Зумруд помогла им упаковать купюры в три большие трехлитровые банки. В уме она посчитала, что если в каждой пачке по сто купюр, а каждая купюра по пятьсот евро, то каждая пачка – это пятьдесят тысяч евро. Таких пачек было двадцать. Миллион евро! Они выкопали во дворе, в самом дальнем и укромном месте, три ямы и зарыли там баллоны. О тайниках знали только три человека: Захар, Гриша и она, Зумруд.

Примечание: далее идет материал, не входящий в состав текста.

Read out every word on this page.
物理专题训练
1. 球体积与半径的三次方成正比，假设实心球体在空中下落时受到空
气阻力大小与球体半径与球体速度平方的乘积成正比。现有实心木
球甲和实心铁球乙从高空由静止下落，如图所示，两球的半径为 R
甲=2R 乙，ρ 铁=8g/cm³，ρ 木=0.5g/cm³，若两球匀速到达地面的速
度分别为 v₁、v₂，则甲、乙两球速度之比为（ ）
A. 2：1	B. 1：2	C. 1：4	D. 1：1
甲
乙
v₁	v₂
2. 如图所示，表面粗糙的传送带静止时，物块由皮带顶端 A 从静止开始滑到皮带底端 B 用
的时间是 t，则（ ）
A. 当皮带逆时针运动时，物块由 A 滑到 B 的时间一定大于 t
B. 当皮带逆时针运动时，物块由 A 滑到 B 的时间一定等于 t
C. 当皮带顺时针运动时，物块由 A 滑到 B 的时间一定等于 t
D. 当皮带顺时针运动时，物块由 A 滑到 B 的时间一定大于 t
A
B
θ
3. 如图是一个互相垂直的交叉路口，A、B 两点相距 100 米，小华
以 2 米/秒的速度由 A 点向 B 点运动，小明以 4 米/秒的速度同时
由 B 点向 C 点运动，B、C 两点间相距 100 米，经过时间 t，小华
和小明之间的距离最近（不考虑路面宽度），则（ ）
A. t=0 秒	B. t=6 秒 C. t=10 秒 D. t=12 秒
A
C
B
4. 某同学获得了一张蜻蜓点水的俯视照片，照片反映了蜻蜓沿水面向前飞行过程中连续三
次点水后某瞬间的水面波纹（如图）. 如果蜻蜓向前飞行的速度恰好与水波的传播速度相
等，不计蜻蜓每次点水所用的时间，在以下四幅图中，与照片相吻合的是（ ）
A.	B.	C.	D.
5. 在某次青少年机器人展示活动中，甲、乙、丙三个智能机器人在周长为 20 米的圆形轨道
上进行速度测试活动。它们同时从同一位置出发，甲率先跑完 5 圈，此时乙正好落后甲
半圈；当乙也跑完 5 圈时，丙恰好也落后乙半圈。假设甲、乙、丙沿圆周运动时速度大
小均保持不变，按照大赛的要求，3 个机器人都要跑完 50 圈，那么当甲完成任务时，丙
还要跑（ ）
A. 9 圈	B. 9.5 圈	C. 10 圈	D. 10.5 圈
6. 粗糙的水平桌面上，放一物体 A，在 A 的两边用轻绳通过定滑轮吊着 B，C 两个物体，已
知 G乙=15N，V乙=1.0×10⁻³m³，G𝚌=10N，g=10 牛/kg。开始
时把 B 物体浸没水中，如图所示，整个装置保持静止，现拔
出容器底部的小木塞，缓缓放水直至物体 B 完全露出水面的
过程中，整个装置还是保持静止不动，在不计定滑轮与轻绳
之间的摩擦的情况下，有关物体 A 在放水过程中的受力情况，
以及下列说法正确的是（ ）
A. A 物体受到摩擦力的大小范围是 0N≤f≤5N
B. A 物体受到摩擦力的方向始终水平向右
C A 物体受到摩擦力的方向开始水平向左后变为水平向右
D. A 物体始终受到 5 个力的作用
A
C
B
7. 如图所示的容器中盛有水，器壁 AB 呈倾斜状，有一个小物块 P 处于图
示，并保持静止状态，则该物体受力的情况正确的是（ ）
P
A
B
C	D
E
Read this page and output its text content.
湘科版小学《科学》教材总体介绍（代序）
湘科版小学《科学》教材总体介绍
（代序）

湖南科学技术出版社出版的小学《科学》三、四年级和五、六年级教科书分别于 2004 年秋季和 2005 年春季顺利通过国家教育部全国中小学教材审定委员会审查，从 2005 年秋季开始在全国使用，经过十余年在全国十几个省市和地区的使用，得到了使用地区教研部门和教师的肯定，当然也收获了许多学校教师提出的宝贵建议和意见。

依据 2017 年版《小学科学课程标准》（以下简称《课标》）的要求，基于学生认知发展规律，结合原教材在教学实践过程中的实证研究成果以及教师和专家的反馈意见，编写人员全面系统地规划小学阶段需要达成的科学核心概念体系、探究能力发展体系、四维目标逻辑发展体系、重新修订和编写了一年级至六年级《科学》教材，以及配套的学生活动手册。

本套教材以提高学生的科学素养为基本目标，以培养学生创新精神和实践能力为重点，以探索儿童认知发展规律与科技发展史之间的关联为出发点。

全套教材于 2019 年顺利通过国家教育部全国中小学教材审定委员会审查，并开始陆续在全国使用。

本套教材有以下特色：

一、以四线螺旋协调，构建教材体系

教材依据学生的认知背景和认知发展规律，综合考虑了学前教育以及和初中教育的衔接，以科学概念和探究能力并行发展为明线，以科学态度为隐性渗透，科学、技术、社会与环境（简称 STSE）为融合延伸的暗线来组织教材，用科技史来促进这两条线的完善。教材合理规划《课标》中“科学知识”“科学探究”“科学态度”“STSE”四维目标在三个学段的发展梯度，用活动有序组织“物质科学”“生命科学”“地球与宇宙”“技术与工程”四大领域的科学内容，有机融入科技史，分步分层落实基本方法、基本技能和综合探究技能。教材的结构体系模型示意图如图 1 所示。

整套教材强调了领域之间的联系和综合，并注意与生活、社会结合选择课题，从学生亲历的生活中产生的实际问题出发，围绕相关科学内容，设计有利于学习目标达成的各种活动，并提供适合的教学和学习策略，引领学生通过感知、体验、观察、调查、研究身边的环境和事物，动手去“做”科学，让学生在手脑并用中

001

До вечера Зумруд готовила обед и убирала дом, варила для Зои куриный бульон, но когда она уже собиралась выходить, на неё навалилась такая смертельная усталость, она так сильно захотела прилечь, остаться дома, никуда не идти; она собрала тогда волю в кулак – ведь она пообещала Анжеле, спешно собралась и вышла в больницу. Мысль о том, что это не она, а Анжела должна была остаться в ту ночь с Зоей в больнице, прожигала душу Зумруд вот уже десять лет, хотя она и знала, что у Всевышнего на все собственные доводы. Но она не могла и не хотела понимать, какие доводы могли быть у него тогда. Или это она сама виновата – в том, что не смогла вовремя распознать знаков, услышать голос сердца?
Анжела встретила её в необычном возбуждении. Она смеялась и шутила, она выглядела совершенно счастливой, хоть и немного уставшей.
– Если у Зои ночью не будет кровотечения, завтра выпишут – и начнётся новый день, новая жизнь! – восторженно заявляла она.